さらに、千葉労働局では、作業者への意識付けを強化するために、「Cool Work Chiba」のロゴマークを作成し、そのステッカーをヘルメットなどに貼付する取り組みも進めています。視覚的な注意喚起は、作業者の日常的な意識改革に大きな効果をもたらすと考えられており、こうしたソフト面からの支援も併せて実施される予定です。
職場における熱中症は、単なる体調不良にとどまらず、重篤な労働災害に直結することが少なくありません。特に近年の猛暑傾向を背景に、熱中症による労働災害件数は全国的に増加傾向にあり、労働安全衛生管理の重要課題の一つと位置付けられています。厚生労働省の統計によると、2022年には熱中症に起因する労働災害による死傷者数が過去最高に達したことも報告されており、改めてそのリスクの深刻さが認識されています。

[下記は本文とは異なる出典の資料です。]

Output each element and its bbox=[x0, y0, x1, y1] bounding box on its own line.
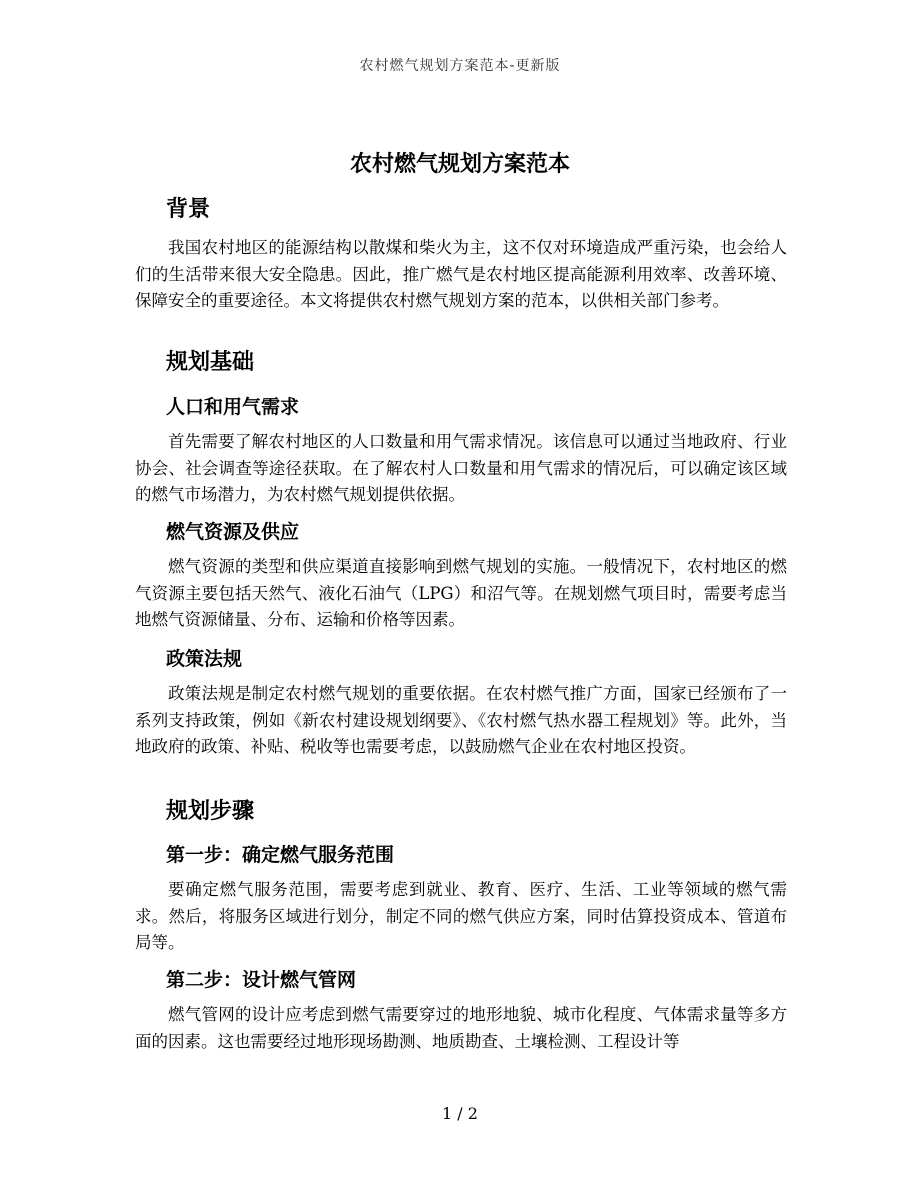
paragraph-supply: 燃气资源的类型和供应渠道直接影响到燃气规划的实施。一般情况下，农村地区的燃气资源主要包括天然气、液化石油气（LPG）和沼气等。在规划燃气项目时，需要考虑当地燃气资源储量、分布、运输和价格等因素。 bbox=[135, 557, 787, 629]
document-title: 农村燃气规划方案范本 bbox=[349, 152, 570, 177]
section-heading-steps: 规划步骤 bbox=[166, 799, 255, 824]
subsection-heading-step1: 第一步：确定燃气服务范围 bbox=[166, 844, 395, 866]
paragraph-background: 我国农村地区的能源结构以散煤和柴火为主，这不仅对环境造成严重污染，也会给人们的生活带来很大安全隐患。因此，推广燃气是农村地区提高能源利用效率、改善环境、保障安全的重要途径。本文将提供农村燃气规划方案的范本，以供相关部门参考。 bbox=[135, 238, 787, 310]
paragraph-policy: 政策法规是制定农村燃气规划的重要依据。在农村燃气推广方面，国家已经颁布了一系列支持政策，例如《新农村建设规划纲要》、《农村燃气热水器工程规划》等。此外，当地政府的政策、补贴、税收等也需要考虑，以鼓励燃气企业在农村地区投资。 bbox=[135, 684, 787, 756]
subsection-heading-population: 人口和用气需求 bbox=[166, 396, 300, 418]
section-heading-basis: 规划基础 bbox=[166, 350, 255, 375]
section-heading-background: 背景 bbox=[166, 197, 211, 222]
running-header: 农村燃气规划方案范本-更新版 bbox=[359, 58, 561, 74]
paragraph-step1: 要确定燃气服务范围，需要考虑到就业、教育、医疗、生活、工业等领域的燃气需求。然后，将服务区域进行划分，制定不同的燃气供应方案，同时估算投资成本、管道布局等。 bbox=[135, 880, 787, 952]
paragraph-population: 首先需要了解农村地区的人口数量和用气需求情况。该信息可以通过当地政府、行业协会、社会调查等途径获取。在了解农村人口数量和用气需求的情况后，可以确定该区域的燃气市场潜力，为农村燃气规划提供依据。 bbox=[135, 432, 787, 504]
page-number: 1 / 2 bbox=[442, 1104, 478, 1123]
paragraph-step2: 燃气管网的设计应考虑到燃气需要穿过的地形地貌、城市化程度、气体需求量等多方面的因素。这也需要经过地形现场勘测、地质勘查、土壤检测、工程设计等 bbox=[135, 1005, 787, 1051]
subsection-heading-step2: 第二步：设计燃气管网 bbox=[166, 969, 357, 991]
subsection-heading-policy: 政策法规 bbox=[166, 648, 243, 670]
subsection-heading-supply: 燃气资源及供应 bbox=[166, 521, 300, 543]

今回の規則改正により、事業者は単なる水分補給の呼びかけや休憩指導にとどまらず、リスク管理としての体制整備、マニュアル整備、教育訓練の実施を含めた総合的な対策を講じることが求められます。特に建設業、製造業、運輸業といった屋外作業が中心となる業種では、実際にWBGT28度以上または気温31度以上に達する場面が多いため、早急な対応が求められます。
また、企業規模にかかわらず、熱中症対策は労働災害防止だけでなく、従業員のモチベーション維持や企業イメージ向上にも直結します。従業員が安心して働ける環境づくりは、ひいては採用競争力の強化、離職防止にも寄与するため、長期的な人材戦略の一環としても重要視されるべきでしょう。
今後、企業は改正規則の趣旨を正確に理解し、具体的な行動計画を策定していくことが必要です。例えば、現場作業開始前の熱中症リスク評価、リアルタイムでのWBGT値モニタリング、適時適切な休憩指導の実施、そして異常兆候を察知した場合の速やかな応急対応マニュアルの整備といった取り組みが想定されます。また、教育訓練においては、単なる講義型のものにとどまらず、実践的な訓練やeラーニングツールの活用などにより、従業員一人ひとりのリテラシー向上を図ることも有効と考えられます。
これらの取り組みを通じて、企業は単なる法令遵守に留まらず、より積極的な安全文化の醸成に努めるべきです。今後、熱中症対策の充実度は企業の社会的責任(CSR)の一環としても注目されるようになるでしょう。職場における安全・健康管理の充実は、持続可能な企業経営の基盤そのものであり、今回の規則改正はその重要性を改めて浮き彫りにするものとなっています。